-
Notifications
You must be signed in to change notification settings - Fork 3.6k
Description
Title: DML provider crash / runtime error on attention Einsum (SCUNet-GAN.simpl.onnx)
Description
Running SCUNet-GAN.simpl.onnx (simplified from SCUNet-GAN.onnx) with the DirectML provider (ONNX Runtime DmlExecutionProvider) on Windows/AMD produces an access-violation crash (process exit code 3221225477) in my environment. Binary search isolation points to an Einsum in the MSA block; replacing it with Transpose+MatMul avoids the segfault but causes a runtime error in DML (MatMul: "The parameter is incorrect").
Files to reproduce
abra/ai/super-resolution/models/SCUNet-GAN.simpl.onnx(simplified full model)deployment/tmp_prefix_65.onnx(minimal crashing prefix discovered by binary search)deployment/tmp_prefix_65_fixed.onnx(Einsum replaced with Transpose+MatMul; triggers MatMul runtime error on DML)deployment/onnx_dml_repro/run_repro.py(simple runner)deployment/onnx_dml_repro/logs.txt(captured outputs & environment info)
Environment
- OS: Windows 11 10.0.26200-SP0
- Python: 3.12.10
- onnx: 1.17.0
- onnxruntime: 1.23.2
- onnxruntime-directml: 1.21.1
- GPU: AMD (local machine)
Reproduction steps
- Activate virtualenv (
.venv\Scripts\activate) in the repo root. - (Quick test) Run:
.venv\Scripts\python abra/ai/super-resolution/deployment/test_directml_safe.py abra/ai/super-resolution/models/SCUNet-GAN.simpl.onnx- Expected: process returns 3221225477 (access violation) in my earlier runs; current runs sometimes show
NO_SUCHFILEreferencing original model (see logs).

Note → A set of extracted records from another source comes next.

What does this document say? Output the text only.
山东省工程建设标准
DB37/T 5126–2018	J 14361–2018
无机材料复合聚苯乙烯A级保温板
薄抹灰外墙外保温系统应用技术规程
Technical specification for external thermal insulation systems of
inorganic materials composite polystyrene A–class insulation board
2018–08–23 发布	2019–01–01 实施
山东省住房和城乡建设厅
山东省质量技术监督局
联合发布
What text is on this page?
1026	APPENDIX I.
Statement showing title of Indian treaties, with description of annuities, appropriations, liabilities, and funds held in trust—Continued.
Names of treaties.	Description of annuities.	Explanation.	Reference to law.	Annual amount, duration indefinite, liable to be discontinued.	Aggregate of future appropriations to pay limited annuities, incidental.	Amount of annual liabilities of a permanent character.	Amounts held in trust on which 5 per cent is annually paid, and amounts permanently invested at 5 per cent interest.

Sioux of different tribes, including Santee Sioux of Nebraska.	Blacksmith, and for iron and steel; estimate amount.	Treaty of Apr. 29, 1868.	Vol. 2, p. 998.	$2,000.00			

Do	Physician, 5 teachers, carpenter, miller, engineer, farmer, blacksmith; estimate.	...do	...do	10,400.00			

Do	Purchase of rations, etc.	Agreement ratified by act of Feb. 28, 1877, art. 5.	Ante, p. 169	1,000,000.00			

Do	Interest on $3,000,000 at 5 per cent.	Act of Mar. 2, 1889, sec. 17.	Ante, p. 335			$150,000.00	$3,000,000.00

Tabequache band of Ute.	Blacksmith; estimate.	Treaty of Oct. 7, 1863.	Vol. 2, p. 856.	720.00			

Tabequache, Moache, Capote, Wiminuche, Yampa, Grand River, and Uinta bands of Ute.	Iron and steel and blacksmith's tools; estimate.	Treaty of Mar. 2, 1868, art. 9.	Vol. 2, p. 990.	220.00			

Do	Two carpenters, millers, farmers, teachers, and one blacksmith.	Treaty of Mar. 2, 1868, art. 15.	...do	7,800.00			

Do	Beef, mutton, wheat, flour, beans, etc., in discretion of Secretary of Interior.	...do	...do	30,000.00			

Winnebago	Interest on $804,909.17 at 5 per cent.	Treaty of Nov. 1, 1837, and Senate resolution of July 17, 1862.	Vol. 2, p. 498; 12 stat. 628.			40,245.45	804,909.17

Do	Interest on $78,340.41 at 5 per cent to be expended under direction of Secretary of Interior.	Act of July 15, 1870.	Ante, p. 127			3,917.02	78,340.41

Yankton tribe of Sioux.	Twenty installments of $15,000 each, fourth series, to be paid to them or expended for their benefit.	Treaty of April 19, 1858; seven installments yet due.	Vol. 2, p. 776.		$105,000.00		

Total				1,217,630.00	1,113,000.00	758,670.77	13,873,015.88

Either way the run fails on DML.
- Expected: process returns 3221225477 (access violation) in my earlier runs; current runs sometimes show
- (Isolated repro) Run:
.venv\Scripts\python deployment/onnx_dml_repro/run_repro.py deployment/tmp_prefix_65.onnx- Observed: earlier binary search identified
tmp_prefix_65.onnxas the minimal prefix that reproduces the problematic provider behavior.
- Observed: earlier binary search identified
- (Einsum replacement experiment) Run:
.venv\Scripts\python deployment/onnx_dml_repro/run_repro.py deployment/tmp_prefix_65_fixed.onnx- Observed: CPU runs OK; DML returns runtime error about MatMul parameters (see logs).
Observed logs
See deployment/onnx_dml_repro/logs.txt (contains MatMul runtime message and the earlier segfault exit code). Key excerpt:
-
MatMul error (DML):
"Non-zero status code returned while running MatMul node... The parameter is incorrect." -
Earlier segfault on simplified model:
returncode: 3221225477
Notes & suggestions
- The problem appears tied to Einsum/attention matmul patterns used in the model's MSA block. Replacing Einsum removed the segfault, but DML failed to run MatMul on the replacement (shape/parameter issue).
- Minimal prefix (
tmp_prefix_65.onnx) is fairly small (56 nodes) and should be helpful as a repro;SCUNet-GAN.simpl.onnxdemonstrates the failure at production scale.
Would you like me to open this as an issue on the ONNX Runtime (runtime/directml provider) GitHub repo and attach these files? I can create the issue and attach the deployment/tmp_prefix_65.onnx and abra/ai/super-resolution/models/SCUNet-GAN.simpl.onnx files for triage.